With the new Medicare regs, the iron sat goal is now 30-40 and ferritin is 1,400. My corp is now suggesting patients get IV iron each month at clinic visits to keep these values up, thus Hgb should stay in range and less epo should be required. Previously, I did not need any IV iron for as long as a year. Can someone speak to the scenario of giving iron monthly as to whether it benefits patients or not?

Dear Jane, great question, but a very complex answer. Low iron levels are certainly well documented as a risk factor that also affects EPO response. Recent studies have questioned the levels of ferritin and iron, but in my own mind, I have not come across what I believe are definitive findings to date. Previous medical studies questioned the risks of high iron and ferritin levels and the effect on inflammation, infections and even come cancers.
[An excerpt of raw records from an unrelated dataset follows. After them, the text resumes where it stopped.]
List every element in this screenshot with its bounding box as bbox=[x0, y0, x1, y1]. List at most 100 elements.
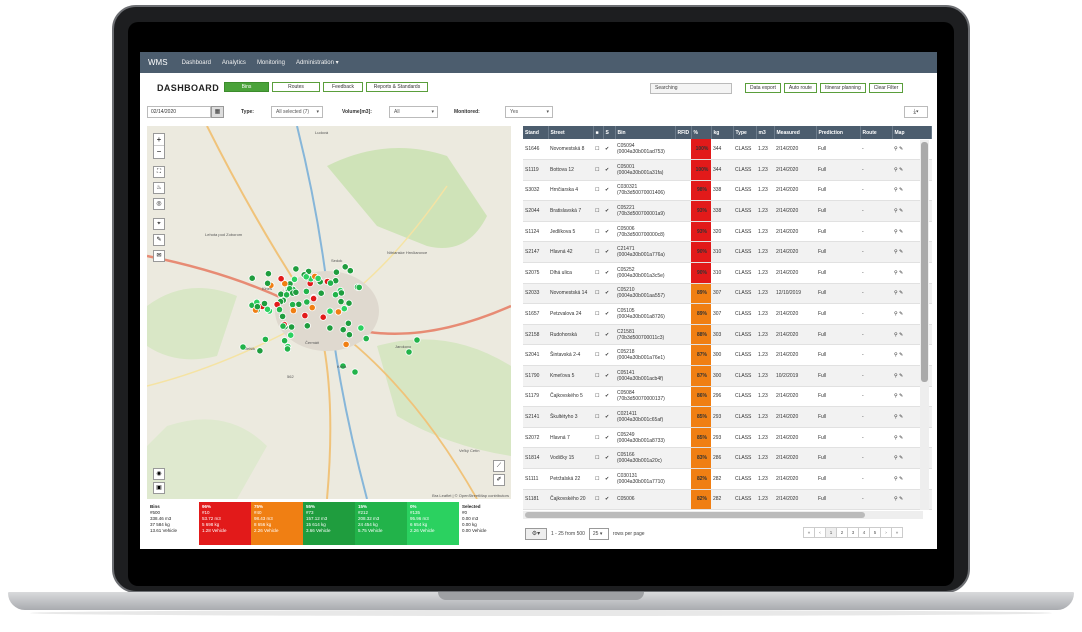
col-m3[interactable]: m3 bbox=[756, 126, 775, 139]
horizontal-scroll-thumb[interactable] bbox=[525, 512, 865, 518]
nav-dashboard[interactable]: Dashboard bbox=[182, 60, 211, 66]
table-row[interactable]: S2033 Novomestská 14 ☐ ✔ C05210 (0004a30b001a… bbox=[523, 283, 932, 305]
layers-icon[interactable]: ◎ bbox=[153, 198, 165, 210]
checkbox-icon[interactable]: ☐ bbox=[593, 324, 603, 346]
table-row[interactable]: S1657 Petzvalova 24 ☐ ✔ C05105 (0004a30b001a8… bbox=[523, 303, 932, 325]
bin-marker[interactable] bbox=[287, 331, 295, 339]
checkbox-icon[interactable]: ☐ bbox=[593, 406, 603, 428]
bin-marker[interactable] bbox=[281, 337, 289, 345]
tab-reports[interactable]: Reports & Standards bbox=[366, 82, 428, 92]
calendar-icon[interactable]: ▦ bbox=[211, 106, 224, 118]
bin-marker[interactable] bbox=[340, 305, 348, 313]
checkbox-icon[interactable]: ☐ bbox=[593, 303, 603, 325]
bin-marker[interactable] bbox=[337, 298, 345, 306]
table-row[interactable]: S2147 Hlavná 42 ☐ ✔ C21471 (0004a30b001a776a)… bbox=[523, 241, 932, 264]
col-select[interactable]: ■ bbox=[593, 126, 604, 139]
camera-icon[interactable]: ◉ bbox=[153, 468, 165, 480]
gear-icon[interactable]: ⚙▾ bbox=[525, 528, 547, 540]
bin-marker[interactable] bbox=[260, 299, 269, 308]
checkbox-icon[interactable]: ☐ bbox=[593, 241, 603, 264]
checkbox-icon[interactable]: ☐ bbox=[593, 200, 603, 222]
bin-marker[interactable] bbox=[326, 324, 334, 332]
bin-marker[interactable] bbox=[261, 335, 270, 343]
bin-marker[interactable] bbox=[326, 279, 335, 287]
bin-marker[interactable] bbox=[302, 287, 310, 295]
table-row[interactable]: S2075 Dlhá ulica ☐ ✔ C05252 (0004a30b001a3c5e… bbox=[523, 262, 932, 284]
bin-marker[interactable] bbox=[253, 303, 262, 311]
bin-marker[interactable] bbox=[345, 331, 353, 339]
zoom-out-button[interactable]: − bbox=[154, 146, 164, 158]
bin-marker[interactable] bbox=[283, 291, 291, 299]
edit-icon[interactable]: ✐ bbox=[493, 474, 505, 486]
bin-marker[interactable] bbox=[310, 295, 318, 303]
bin-marker[interactable] bbox=[337, 289, 345, 297]
fire-icon[interactable]: ♨ bbox=[153, 182, 165, 194]
checkbox-icon[interactable]: ☐ bbox=[593, 344, 603, 367]
bin-marker[interactable] bbox=[345, 299, 353, 307]
checkbox-icon[interactable]: ☐ bbox=[593, 386, 603, 408]
col-percent[interactable]: % bbox=[691, 126, 712, 139]
tab-feedback[interactable]: Feedback bbox=[323, 82, 363, 92]
table-row[interactable]: S2141 Škultétyho 3 ☐ ✔ C021411 (0004a30b001c6… bbox=[523, 406, 932, 428]
download-button[interactable]: ⤓▾ bbox=[904, 106, 928, 118]
bin-marker[interactable] bbox=[357, 324, 365, 332]
table-row[interactable]: S1119 Bottova 12 ☐ ✔ C05001 (0004a30b001a31fa… bbox=[523, 159, 932, 181]
vertical-scroll-thumb[interactable] bbox=[921, 142, 928, 382]
checkbox-icon[interactable]: ☐ bbox=[593, 447, 603, 469]
bin-marker[interactable] bbox=[295, 300, 303, 308]
bin-marker[interactable] bbox=[334, 308, 342, 316]
bin-marker[interactable] bbox=[342, 340, 350, 348]
tab-bins[interactable]: Bins bbox=[224, 82, 269, 92]
bin-marker[interactable] bbox=[331, 291, 340, 299]
bin-marker[interactable] bbox=[289, 301, 297, 309]
clear-filter-button[interactable]: Clear Filter bbox=[868, 83, 904, 93]
bin-marker[interactable] bbox=[405, 348, 413, 356]
bin-marker[interactable] bbox=[351, 368, 359, 376]
bin-marker[interactable] bbox=[332, 268, 340, 276]
bin-marker[interactable] bbox=[301, 312, 309, 320]
draw-icon[interactable]: ✎ bbox=[153, 234, 165, 246]
col-status[interactable]: S bbox=[603, 126, 616, 139]
table-row[interactable]: S1181 Čajkovského 20 ☐ ✔ C05006 82% 282 CLASS 1.… bbox=[523, 489, 932, 510]
table-row[interactable]: S2158 Rudohorská ☐ ✔ C21581 (70b3d500700011c3… bbox=[523, 324, 932, 346]
bin-marker[interactable] bbox=[317, 289, 325, 297]
table-row[interactable]: S1111 Petržalská 22 ☐ ✔ C030131 (0004a30b001a… bbox=[523, 468, 932, 490]
bin-marker[interactable] bbox=[289, 307, 297, 315]
map-view[interactable]: + − ⛶ ♨ ◎ ⌖ ✎ ✉ ◉ ▣ ⟋ ✐ Ludová Sedok Kin… bbox=[147, 126, 511, 499]
bin-marker[interactable] bbox=[319, 313, 327, 321]
bin-marker[interactable] bbox=[288, 323, 296, 331]
itinerary-planning-button[interactable]: Itinerar planning bbox=[819, 83, 866, 93]
bin-marker[interactable] bbox=[292, 265, 300, 273]
col-bin[interactable]: Bin bbox=[615, 126, 676, 139]
stat-0[interactable]: 0% #135 95.96 m3 6 654 kg 2.26 Vehicle bbox=[407, 502, 459, 545]
table-row[interactable]: S2072 Hlavná 7 ☐ ✔ C05249 (0004a30b001a8733) 8… bbox=[523, 427, 932, 449]
col-type[interactable]: Type bbox=[733, 126, 757, 139]
checkbox-icon[interactable]: ☐ bbox=[593, 262, 603, 284]
bin-marker[interactable] bbox=[279, 322, 287, 330]
pin-icon[interactable]: ⌖ bbox=[153, 218, 165, 230]
bin-marker[interactable] bbox=[326, 307, 334, 315]
table-row[interactable]: S2044 Bratislavská 7 ☐ ✔ C05221 (70b3d5007000… bbox=[523, 200, 932, 222]
table-row[interactable]: S1790 Kmeťova 5 ☐ ✔ C05141 (0004a30b001acb4f)… bbox=[523, 365, 932, 387]
search-input[interactable]: Searching bbox=[650, 83, 732, 94]
checkbox-icon[interactable]: ☐ bbox=[593, 159, 603, 181]
col-kg[interactable]: kg bbox=[711, 126, 734, 139]
table-row[interactable]: S2041 Šintavská 2-4 ☐ ✔ C05218 (0004a30b001a7… bbox=[523, 344, 932, 367]
monitored-select[interactable]: Yes ▾ bbox=[505, 106, 553, 118]
checkbox-icon[interactable]: ☐ bbox=[593, 180, 603, 202]
measure-icon[interactable]: ⟋ bbox=[493, 460, 505, 472]
bin-marker[interactable] bbox=[283, 345, 292, 353]
date-input[interactable]: 02/14/2020 bbox=[147, 106, 211, 118]
last-page-button[interactable]: » bbox=[891, 527, 903, 538]
col-measured[interactable]: Measured bbox=[774, 126, 817, 139]
col-map[interactable]: Map bbox=[892, 126, 932, 139]
fullscreen-icon[interactable]: ⛶ bbox=[153, 166, 165, 178]
col-rfid[interactable]: RFID bbox=[675, 126, 692, 139]
bin-marker[interactable] bbox=[303, 322, 311, 330]
bin-marker[interactable] bbox=[256, 347, 264, 355]
stat-96[interactable]: 96% #10 53.72 m3 5 698 kg 1.28 Vehicle bbox=[199, 502, 251, 545]
nav-monitoring[interactable]: Monitoring bbox=[257, 60, 285, 66]
bin-marker[interactable] bbox=[314, 274, 322, 282]
bin-marker[interactable] bbox=[344, 319, 352, 327]
bin-marker[interactable] bbox=[248, 274, 256, 282]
Since then, investigators have thought that the anemia itself was a more important factor than the iron levels or ferritin levels. I was at a prolonged discussion at the Annual Dialysis Conference in Seattle last years where a panel of experts truly didn’t agree on the best approach. As in all medical issues, discussing with your medical team the best response to your given situation is what we are left with. For myself, I am going to take the middle of the road approach, not too high, not too low since I don’t need any EPO to maintain HB over 11 until I am completely convinced of the best approach.

Here is a recent study that summarizes many of the issues, but I am not sure it answers all of them completely.

Perhaps Dr. Agar has a specific opinion on this issue, for myself, I am waiting for further clarification and preceding cautiously.

CMS expects dialysis clinics to follow the KDOQI Guidelines for many measures. The recommendations for transferrin saturation are >20% for HD and PD patients or a reticulocyte hemoglobin of >29 pg/cell. CMS also expects clinics to measure serum ferritin and the targets for for HD patients are >200 ng/ml and <500 ng/ml and/or evaluate the why it’s lower or higher. These levels along with multiple other criteria that clinics should be attempting to meet are on a “Cliff’s Notes” type document called the “Measures Assessment Tool” that is provided to ESRD surveyors who visit dialysis to monitor patient health and safety. The MAT is in a zip file named “Surveyor Laminates.”

TY very much Dr. Laird and Beth for the info on how to look at the new iron regs. I am about to tackle the reading involved so I can discuss it with my neph at my next clinic visit. I can see why you have decided to take a middle of the road approach Dr. Laird.

I’m going to start a new thread on PTH as this is another situation that has changed quite a bit as far as how often labs are done.